What you can do is use the knowledge of how Linux stack is set up at process startup, combined with the fact that GDB will restore stack pointer:
(gdb) set backtrace past-main
(gdb) bt
#0 0x00007ffff7a8da75 in *__GI_raise (sig=<optimized out>) at ../nptl/sysdeps/unix/sysv/linux/raise.c:64
#1 0x00007ffff7a915c0 in *__GI_abort () at abort.c:92
#2 0x000000000040052d in bar ()
#3 0x000000000040053b in foo ()
#4 0x0000000000400556 in main ()
#5 0x00007ffff7a78c4d in __libc_start_main (main=<optimized out>, argc=<optimized out>, ubp_av=<optimized out>, init=<optimized out>, fini=<optimized out>, rtld_fini=<optimized out>, stack_end=0x7fffffffdad8) at libc-start.c:226
#6 0x0000000000400469 in _start ()
(gdb) frame 6
(gdb) disas
Dump of assembler code for function _start:
0x0000000000400440 <+0>: xor %ebp,%ebp
0x0000000000400442 <+2>: mov %rdx,%r9
0x0000000000400445 <+5>: pop %rsi
0x0000000000400446 <+6>: mov %rsp,%rdx
0x0000000000400449 <+9>: and $0xfffffffffffffff0,%rsp
0x000000000040044d <+13>: push %rax
0x000000000040044e <+14>: push %rsp
0x000000000040044f <+15>: mov $0x400560,%r8
0x0000000000400456 <+22>: mov $0x400570,%rcx
0x000000000040045d <+29>: mov $0x40053d,%rdi
0x0000000000400464 <+36>: callq 0x400428 <__libc_start_main#plt>
=> 0x0000000000400469 <+41>: hlt
0x000000000040046a <+42>: nop
0x000000000040046b <+43>: nop
End of assembler dump.
So now we expect the original %rsp to be $rsp+8 (one POP, two PUSHes), but it could be at $rsp+16 due to alignment that was done at instruction 0x0000000000400449
Let's see what's there ...
(gdb) x/8gx $rsp+8
0x7fffbe5d5e98: 0x000000000000001c 0x0000000000000004
0x7fffbe5d5ea8: 0x00007fffbe5d6eb8 0x00007fffbe5d6ec0
0x7fffbe5d5eb8: 0x00007fffbe5d6ec4 0x00007fffbe5d6ec8
0x7fffbe5d5ec8: 0x0000000000000000 0x00007fffbe5d6ecf
That looks promising: 4 (suspected argc), followed by 4 non-NULL pointers, followed by NULL.
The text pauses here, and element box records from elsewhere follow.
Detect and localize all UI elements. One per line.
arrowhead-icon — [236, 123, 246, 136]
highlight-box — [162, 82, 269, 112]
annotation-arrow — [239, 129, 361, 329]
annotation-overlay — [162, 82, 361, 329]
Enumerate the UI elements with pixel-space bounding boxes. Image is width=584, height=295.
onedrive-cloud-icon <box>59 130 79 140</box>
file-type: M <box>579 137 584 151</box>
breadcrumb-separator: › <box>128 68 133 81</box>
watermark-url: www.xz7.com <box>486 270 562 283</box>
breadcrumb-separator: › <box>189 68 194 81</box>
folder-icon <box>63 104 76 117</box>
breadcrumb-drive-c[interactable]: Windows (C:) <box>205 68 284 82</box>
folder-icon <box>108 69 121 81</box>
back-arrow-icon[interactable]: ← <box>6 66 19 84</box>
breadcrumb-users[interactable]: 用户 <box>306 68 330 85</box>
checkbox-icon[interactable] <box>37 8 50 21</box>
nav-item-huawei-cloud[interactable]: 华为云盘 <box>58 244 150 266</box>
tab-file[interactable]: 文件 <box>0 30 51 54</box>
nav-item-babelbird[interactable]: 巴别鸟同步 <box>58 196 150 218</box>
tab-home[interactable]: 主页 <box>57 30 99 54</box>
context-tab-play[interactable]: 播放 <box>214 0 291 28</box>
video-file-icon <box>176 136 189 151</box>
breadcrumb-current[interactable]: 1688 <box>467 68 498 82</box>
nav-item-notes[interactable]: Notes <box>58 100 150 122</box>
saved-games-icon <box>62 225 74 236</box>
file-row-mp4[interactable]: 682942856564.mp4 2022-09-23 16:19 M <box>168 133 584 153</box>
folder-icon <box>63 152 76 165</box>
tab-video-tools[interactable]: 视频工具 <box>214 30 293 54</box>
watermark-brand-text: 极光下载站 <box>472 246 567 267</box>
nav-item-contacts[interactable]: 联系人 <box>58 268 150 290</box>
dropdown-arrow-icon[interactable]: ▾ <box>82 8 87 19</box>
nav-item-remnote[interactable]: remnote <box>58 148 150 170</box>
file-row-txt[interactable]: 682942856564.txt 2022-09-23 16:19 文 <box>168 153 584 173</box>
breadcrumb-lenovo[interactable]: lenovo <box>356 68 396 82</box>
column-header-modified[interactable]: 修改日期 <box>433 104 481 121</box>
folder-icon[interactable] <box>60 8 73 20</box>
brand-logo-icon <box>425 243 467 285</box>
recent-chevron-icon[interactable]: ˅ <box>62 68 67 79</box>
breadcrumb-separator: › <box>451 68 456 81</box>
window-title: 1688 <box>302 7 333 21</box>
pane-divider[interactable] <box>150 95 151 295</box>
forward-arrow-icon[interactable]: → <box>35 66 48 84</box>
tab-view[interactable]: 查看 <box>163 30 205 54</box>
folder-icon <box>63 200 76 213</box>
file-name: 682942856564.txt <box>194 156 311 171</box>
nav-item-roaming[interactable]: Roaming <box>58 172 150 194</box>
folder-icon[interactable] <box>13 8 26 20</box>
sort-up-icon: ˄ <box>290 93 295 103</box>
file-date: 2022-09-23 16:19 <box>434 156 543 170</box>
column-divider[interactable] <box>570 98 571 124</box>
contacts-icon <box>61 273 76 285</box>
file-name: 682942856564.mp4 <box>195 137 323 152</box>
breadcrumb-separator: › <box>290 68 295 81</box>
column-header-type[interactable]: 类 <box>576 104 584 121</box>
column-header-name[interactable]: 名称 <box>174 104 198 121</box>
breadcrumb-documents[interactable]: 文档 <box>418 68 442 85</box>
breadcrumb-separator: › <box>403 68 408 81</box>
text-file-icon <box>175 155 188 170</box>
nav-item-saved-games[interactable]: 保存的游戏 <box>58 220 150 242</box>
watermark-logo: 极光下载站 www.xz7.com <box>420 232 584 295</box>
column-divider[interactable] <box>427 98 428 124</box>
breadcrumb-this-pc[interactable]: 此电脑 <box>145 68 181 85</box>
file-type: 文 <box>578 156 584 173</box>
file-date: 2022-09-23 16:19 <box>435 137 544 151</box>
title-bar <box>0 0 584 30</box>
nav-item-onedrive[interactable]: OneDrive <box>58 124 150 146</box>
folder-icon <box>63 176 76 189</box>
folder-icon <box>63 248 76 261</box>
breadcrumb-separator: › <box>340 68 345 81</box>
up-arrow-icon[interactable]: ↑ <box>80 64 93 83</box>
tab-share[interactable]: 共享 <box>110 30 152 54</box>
Let's see if that pans out:
(gdb) x/s 0x00007fffbe5d6eb8
0x7fffbe5d6eb8: "./a.out"
(gdb) x/s 0x00007fffbe5d6ec0
0x7fffbe5d6ec0: "foo"
(gdb) x/s 0x00007fffbe5d6ec4
0x7fffbe5d6ec4: "bar"
(gdb) x/s 0x00007fffbe5d6ec8
0x7fffbe5d6ec8: "bazzzz"
Indeed, that's how I invoked the binary. As a final sanity check, does 0x00007fffbe5d6ecf look like part of the enovironment?
(gdb) x/s 0x00007fffbe5d6f3f
0x7fffbe5d6f3f: "SSH_AGENT_PID=2874"
Yep, that's the beginning (or the end) of the environment.
So there you have it.
Final notes: if GDB didn't print <optimized out> so much, we could have recovered argc and argv from frame #5. There is work on both GDB and GCC sides to make GDB print much less of "optimized out" ...
Also, when loading the core, my GDB prints:
Core was generated by `./a.out foo bar bazzzz'.
negating the need for this whole exercise. However, that only works for short command lines, while the solution above will work for any command line.